Letting the law run its course may not lead to favorable or even expected results. For example,
absent an agreement to the contrary, an assigning tenant, though still liable to its old landlord, is
no longer primarily on the hook for a tenant’s lease obligations. Upon assignment, it becomes a
surety for the obligations; its assignee becomes primarily liable for those obligations. If the
assignee has not assumed the lease, but has only taken possession, it may not even be liable for
some moneys owed under the lease, such as obligations to repay a loan. It also will not be
financially liable for a prior default by its assignor even though it might lose the lease by reason of
such a default. Further, the original assignee will not be liable for the obligations of a subsequent
assignee, just for what happens while it is in possession of the leased premises.
So, think of the common and uncommon situations that can arise if a lease does not cover these
gaps. If the lease (or a separate document, such as the consent to assignment document)
doesn’t make the named tenant primarily liable for the obligations of subsequent tenants by
assignment, a landlord may find itself with the equivalent of a guaranty of collection, not a
guaranty of payment. That would delay the landlord in collecting what it is owed, and “to delay is
to deny.” One remedy is for the lease to state that the named tenant, following an assignment of
its leasehold interest, remains primarily liable for all the tenant’s obligations under the lease
{01717039.DOC;1}
including those of all subsequent assignees. An even more potent provision would make the
tenant and all assignees jointly and severally liable for all tenant obligations under the lease no
matter when incurred.
As to each assignee, if a landlord wants all assignees to be contractually bound to the terms of
the lease as if each were the original, named tenant, the parties can do so by way of the lease or
by requiring an express assumption of the lease by each assignee as a condition of a valid
assignment.
Sublettings
A subletting does not change the original landlord-tenant relationship. The subtenant is not in
privity of contract with the landlord. It isn’t even in privity of estate with the landlord. It may have
possession of the premises through its own (sub)landlord – the original tenant – but it isn’t liable
for the debts and obligations of the named tenant. Notwithstanding the subletting, its landlord, the
named tenant, remains in possession of the leased premises by reason of the lease. What the
tenant has done, vis-a-vis the subletting, is to encumber its right of possession by conveying a
portion (in time, space or both) to its selected subtenant. By that conveyance, the original tenant
is in privity of estate with its subtenant.
In 1928, a Maine court described the difference between an assignment and a subletting when it
comes to leasehold estates by writing: “…an assignment creates no new estate, but transfers an
existing estate into new hands, while a sublease creates an entire new estate.”

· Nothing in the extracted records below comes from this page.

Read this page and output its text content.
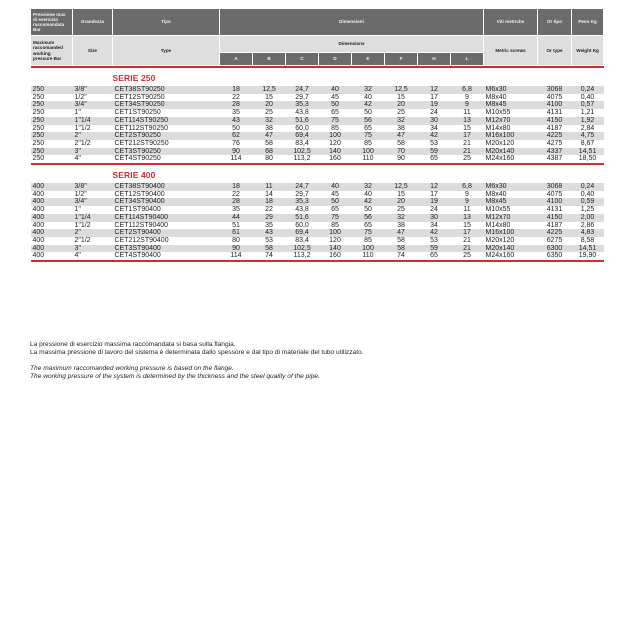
Pressione max di esercizio raccomandata Bar	Grandezza	Tipo	Dimensioni								Viti metriche	Or tipo	Peso Kg
Maximum raccomanded working pressure Bar	Size	Type	Dimensions								Metric screws	Or type	Weight Kg
			A	B	C	D	E	F	H	L			

		SERIE 250											
250	3/8"	CET38ST90250	18	12,5	24,7	40	32	12,5	12	6,8	M6x30	3068	0,24
250	1/2"	CET12ST90250	22	15	29,7	45	40	15	17	9	M8x40	4075	0,40
250	3/4"	CET34ST90250	28	20	35,3	50	42	20	19	9	M8x45	4100	0,57
250	1"	CET1ST90250	35	25	43,8	65	50	25	24	11	M10x55	4131	1,21
250	1"1/4	CET114ST90250	43	32	51,6	75	56	32	30	13	M12x70	4150	1,92
250	1"1/2	CET112ST90250	50	38	60,0	85	65	38	34	15	M14x80	4187	2,84
250	2"	CET2ST90250	62	47	69,4	100	75	47	42	17	M16x100	4225	4,75
250	2"1/2	CET212ST90250	76	58	83,4	120	85	58	53	21	M20x120	4275	8,67
250	3"	CET3ST90250	90	68	102,5	140	100	70	59	21	M20x140	4337	14,51
250	4"	CET4ST90250	114	80	113,2	160	110	90	65	25	M24x160	4387	18,50

		SERIE 400											
400	3/8"	CET38ST90400	18	11	24,7	40	32	12,5	12	6,8	M6x30	3068	0,24
400	1/2"	CET12ST90400	22	14	29,7	45	40	15	17	9	M8x40	4075	0,40
400	3/4"	CET34ST90400	28	18	35,3	50	42	20	19	9	M8x45	4100	0,59
400	1"	CET1ST90400	35	22	43,8	65	50	25	24	11	M10x55	4131	1,25
400	1"1/4	CET114ST90400	44	29	51,6	75	56	32	30	13	M12x70	4150	2,00
400	1"1/2	CET112ST90400	51	35	60,0	85	65	38	34	15	M14x80	4187	2,86
400	2"	CET2ST90400	61	43	69,4	100	75	47	42	17	M16x100	4225	4,83
400	2"1/2	CET212ST90400	80	53	83,4	120	85	58	53	21	M20x120	6275	8,58
400	3"	CET3ST90400	90	58	102,5	140	100	58	59	21	M20x140	6300	14,51
400	4"	CET4ST90400	114	74	113,2	160	110	74	65	25	M24x160	6350	19,90

La pressione di esercizio massima raccomandata si basa sulla flangia.

La massima pressione di lavoro del sistema è determinata dallo spessore e dal tipo di materiale del tubo utilizzato.

The maximum raccomanded working pressure is based on the flange.

The working pressure of the system is determined by the thickness and the steel quality of the pipe.
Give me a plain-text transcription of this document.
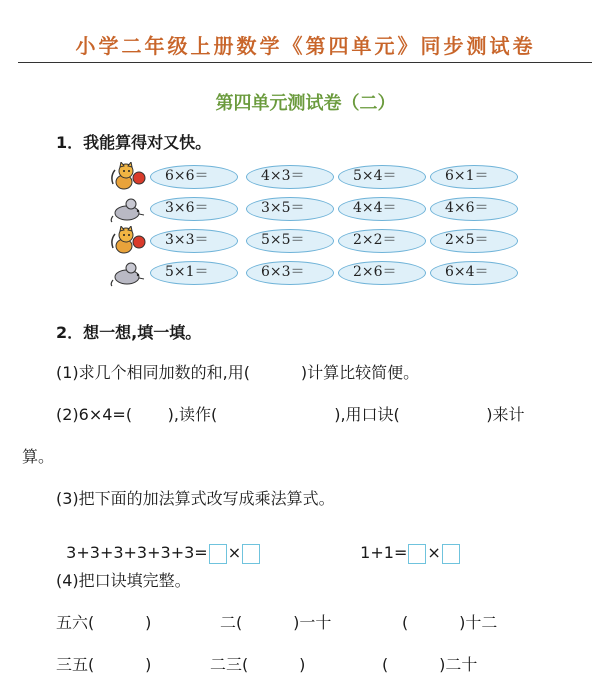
小学二年级上册数学《第四单元》同步测试卷
第四单元测试卷（二）
1．我能算得对又快。
6×6＝	4×3＝	5×4＝	6×1＝
3×6＝	3×5＝	4×4＝	4×6＝
3×3＝	5×5＝	2×2＝	2×5＝
5×1＝	6×3＝	2×6＝	6×4＝
2．想一想,填一填。
(1)求几个相同加数的和,用(          )计算比较简便。
(2)6×4=(       ),读作(                       ),用口诀(                 )来计
算。
(3)把下面的加法算式改写成乘法算式。

3+3+3+3+3+3= ×	1+1= ×

(4)把口诀填完整。
五六(          )	二(          )一十	(          )十二
三五(          )	二三(          )	(          )二十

It shouldn’t go unnoted that parties may self-characterize their transaction as a subletting or as an
assignment, but the details of the actual possessory grant will trump any labels. The essential
distinction between an assignment and a subletting is that in a subletting, the transferring tenant
reserves some reversionary right. With the exception of some possible twists inherent in an
“assignment pro tanto,” to be a subletting, the quantum of rights granted to a subtenant cannot be
the entirety of what the purported sublandlord possesses. Plainly speaking, a subletting for the
entire lease term and for the entire leased space can, and most probably will, be characterized as
an assignment. Whether a withholding of some element of a contractual right, as distinguished
from a possessory right, alone, will cause a purported sublease of the entire leased premises for
the entire lease term to be treated as a subletting is a question of state law, with the answer, if
findable at all, to be found in that state’s case law.